Compilation is a lossy process, so it is not, in general, possible to decompile an executable (or other compiled program module, such as a .so
or .dll
) and recover source code in the original language or even unambiguously determine what the original language was. It is not even necessarily the case that there is only one original source-code language, since it is possible that, before linking, different modules were written in different languages. Ordinarily, you can, disassemble a binary and recover assembly language, although that may be of very limited value.
In many cases, you can tell something about the original language provided that the binary has not been stripped (of symbols). For example, you can usually tell if a binary was originally written in C++ by looking at the symbols in the binary (on Linux, using objdump
, no idea what the equivalent might be on Windows): C++ symbols are mangled in a particular way. It's not a 100% guarantee, but a high likelihood.
That said, some decompilers do a pretty reasonable job of a very difficult task. Inferring likely high-level constructs from a binary is not easy. In my (very limited) experience, they tend to work for fairly trivial programs or for software compiled with a narrow range of versions of the original compiler, but choke on anything substantial: it's very difficult for the author of a decompiler to keep up with changes in the compilers, and there may be very little incentive for her to do so.

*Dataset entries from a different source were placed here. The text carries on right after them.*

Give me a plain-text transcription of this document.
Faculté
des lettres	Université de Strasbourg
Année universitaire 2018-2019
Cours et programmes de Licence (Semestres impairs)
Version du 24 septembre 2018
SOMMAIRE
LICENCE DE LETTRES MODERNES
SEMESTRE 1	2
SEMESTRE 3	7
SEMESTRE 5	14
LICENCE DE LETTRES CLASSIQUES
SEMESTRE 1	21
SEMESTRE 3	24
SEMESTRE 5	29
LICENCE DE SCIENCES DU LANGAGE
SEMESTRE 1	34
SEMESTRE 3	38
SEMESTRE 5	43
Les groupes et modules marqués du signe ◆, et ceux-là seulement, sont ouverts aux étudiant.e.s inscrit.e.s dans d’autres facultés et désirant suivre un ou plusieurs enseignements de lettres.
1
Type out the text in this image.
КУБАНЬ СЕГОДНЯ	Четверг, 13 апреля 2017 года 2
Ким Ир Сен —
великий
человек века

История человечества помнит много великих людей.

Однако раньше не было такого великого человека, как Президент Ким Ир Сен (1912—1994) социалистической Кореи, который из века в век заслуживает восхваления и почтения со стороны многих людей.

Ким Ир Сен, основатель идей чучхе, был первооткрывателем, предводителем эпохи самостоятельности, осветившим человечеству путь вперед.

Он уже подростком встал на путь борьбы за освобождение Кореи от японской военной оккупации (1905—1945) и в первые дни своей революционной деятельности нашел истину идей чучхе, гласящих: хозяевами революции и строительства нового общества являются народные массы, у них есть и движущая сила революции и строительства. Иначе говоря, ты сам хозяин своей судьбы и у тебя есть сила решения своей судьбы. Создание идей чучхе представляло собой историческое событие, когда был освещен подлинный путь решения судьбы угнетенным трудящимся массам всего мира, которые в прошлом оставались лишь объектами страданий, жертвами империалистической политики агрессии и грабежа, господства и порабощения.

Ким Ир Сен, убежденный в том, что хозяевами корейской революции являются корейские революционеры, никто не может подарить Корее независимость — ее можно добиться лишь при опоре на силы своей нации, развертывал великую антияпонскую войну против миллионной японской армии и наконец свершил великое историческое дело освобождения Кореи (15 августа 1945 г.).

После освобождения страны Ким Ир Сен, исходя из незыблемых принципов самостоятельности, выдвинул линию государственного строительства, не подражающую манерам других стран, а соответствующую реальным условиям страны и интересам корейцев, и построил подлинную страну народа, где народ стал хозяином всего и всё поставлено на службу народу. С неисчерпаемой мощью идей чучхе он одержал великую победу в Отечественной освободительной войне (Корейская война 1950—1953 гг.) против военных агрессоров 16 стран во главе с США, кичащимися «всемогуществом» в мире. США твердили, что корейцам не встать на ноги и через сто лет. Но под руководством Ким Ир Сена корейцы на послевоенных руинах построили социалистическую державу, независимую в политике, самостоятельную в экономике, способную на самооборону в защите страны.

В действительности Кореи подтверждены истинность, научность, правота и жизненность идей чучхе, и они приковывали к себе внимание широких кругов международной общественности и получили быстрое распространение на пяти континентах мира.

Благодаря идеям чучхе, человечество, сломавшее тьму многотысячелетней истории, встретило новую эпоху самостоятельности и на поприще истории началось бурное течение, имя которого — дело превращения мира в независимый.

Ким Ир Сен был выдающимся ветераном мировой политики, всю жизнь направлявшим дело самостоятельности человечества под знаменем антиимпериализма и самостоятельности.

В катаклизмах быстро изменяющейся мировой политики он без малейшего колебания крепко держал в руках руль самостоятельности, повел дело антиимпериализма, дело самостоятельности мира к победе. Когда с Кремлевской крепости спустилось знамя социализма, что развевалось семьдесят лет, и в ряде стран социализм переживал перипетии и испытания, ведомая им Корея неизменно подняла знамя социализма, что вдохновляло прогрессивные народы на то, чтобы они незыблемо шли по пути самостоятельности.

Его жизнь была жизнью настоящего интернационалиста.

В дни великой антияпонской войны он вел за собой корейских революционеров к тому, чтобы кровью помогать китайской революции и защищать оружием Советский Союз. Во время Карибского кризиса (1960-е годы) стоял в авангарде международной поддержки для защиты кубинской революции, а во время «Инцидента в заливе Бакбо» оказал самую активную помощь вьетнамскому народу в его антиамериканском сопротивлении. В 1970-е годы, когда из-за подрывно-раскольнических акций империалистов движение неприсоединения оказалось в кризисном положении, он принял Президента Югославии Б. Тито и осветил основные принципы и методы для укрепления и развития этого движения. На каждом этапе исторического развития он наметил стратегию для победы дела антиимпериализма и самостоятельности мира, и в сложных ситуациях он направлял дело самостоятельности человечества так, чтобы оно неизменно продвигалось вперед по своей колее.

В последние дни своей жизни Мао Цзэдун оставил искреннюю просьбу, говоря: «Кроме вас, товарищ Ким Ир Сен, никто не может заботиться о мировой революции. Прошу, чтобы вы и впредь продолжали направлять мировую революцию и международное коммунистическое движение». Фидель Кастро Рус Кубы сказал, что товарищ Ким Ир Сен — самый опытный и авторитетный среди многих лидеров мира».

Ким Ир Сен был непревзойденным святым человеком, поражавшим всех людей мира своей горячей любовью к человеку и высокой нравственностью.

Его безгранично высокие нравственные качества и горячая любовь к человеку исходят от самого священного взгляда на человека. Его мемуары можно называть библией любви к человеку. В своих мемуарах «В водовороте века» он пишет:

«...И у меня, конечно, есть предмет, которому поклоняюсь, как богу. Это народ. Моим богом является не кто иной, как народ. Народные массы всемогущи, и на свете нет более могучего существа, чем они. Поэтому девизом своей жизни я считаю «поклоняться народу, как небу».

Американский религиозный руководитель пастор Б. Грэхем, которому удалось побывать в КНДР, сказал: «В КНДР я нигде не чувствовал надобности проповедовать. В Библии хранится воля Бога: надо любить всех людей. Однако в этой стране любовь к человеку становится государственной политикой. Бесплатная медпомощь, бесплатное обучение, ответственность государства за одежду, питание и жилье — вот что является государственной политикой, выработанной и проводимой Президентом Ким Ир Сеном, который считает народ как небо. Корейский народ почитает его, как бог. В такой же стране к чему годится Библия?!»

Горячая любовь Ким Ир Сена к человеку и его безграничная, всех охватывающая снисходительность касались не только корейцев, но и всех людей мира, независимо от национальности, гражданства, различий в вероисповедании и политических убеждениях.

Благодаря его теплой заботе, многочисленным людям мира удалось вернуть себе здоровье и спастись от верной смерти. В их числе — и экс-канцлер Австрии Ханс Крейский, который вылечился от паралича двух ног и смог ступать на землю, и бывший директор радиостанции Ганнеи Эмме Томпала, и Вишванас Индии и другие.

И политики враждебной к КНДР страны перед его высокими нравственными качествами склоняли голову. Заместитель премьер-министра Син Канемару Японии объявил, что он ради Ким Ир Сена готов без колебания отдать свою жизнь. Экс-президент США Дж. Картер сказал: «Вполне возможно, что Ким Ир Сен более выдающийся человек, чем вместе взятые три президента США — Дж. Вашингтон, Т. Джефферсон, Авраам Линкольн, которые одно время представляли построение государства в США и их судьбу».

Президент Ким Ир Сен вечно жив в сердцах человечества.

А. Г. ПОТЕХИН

Even in cases where decompilation is very successful, the result is essentially completely uncommented code with meaningless variable names that is extremely difficult to understand. Decompilation is one thing, extracting the intended semantic meaning from the result is another. Remember that many variables, branches, loops, and functions will have been completely optimized away, many functions will have been inlined, etc. So the “source code”, even if you can obtain it in this way, may not be a whole lot of use to you.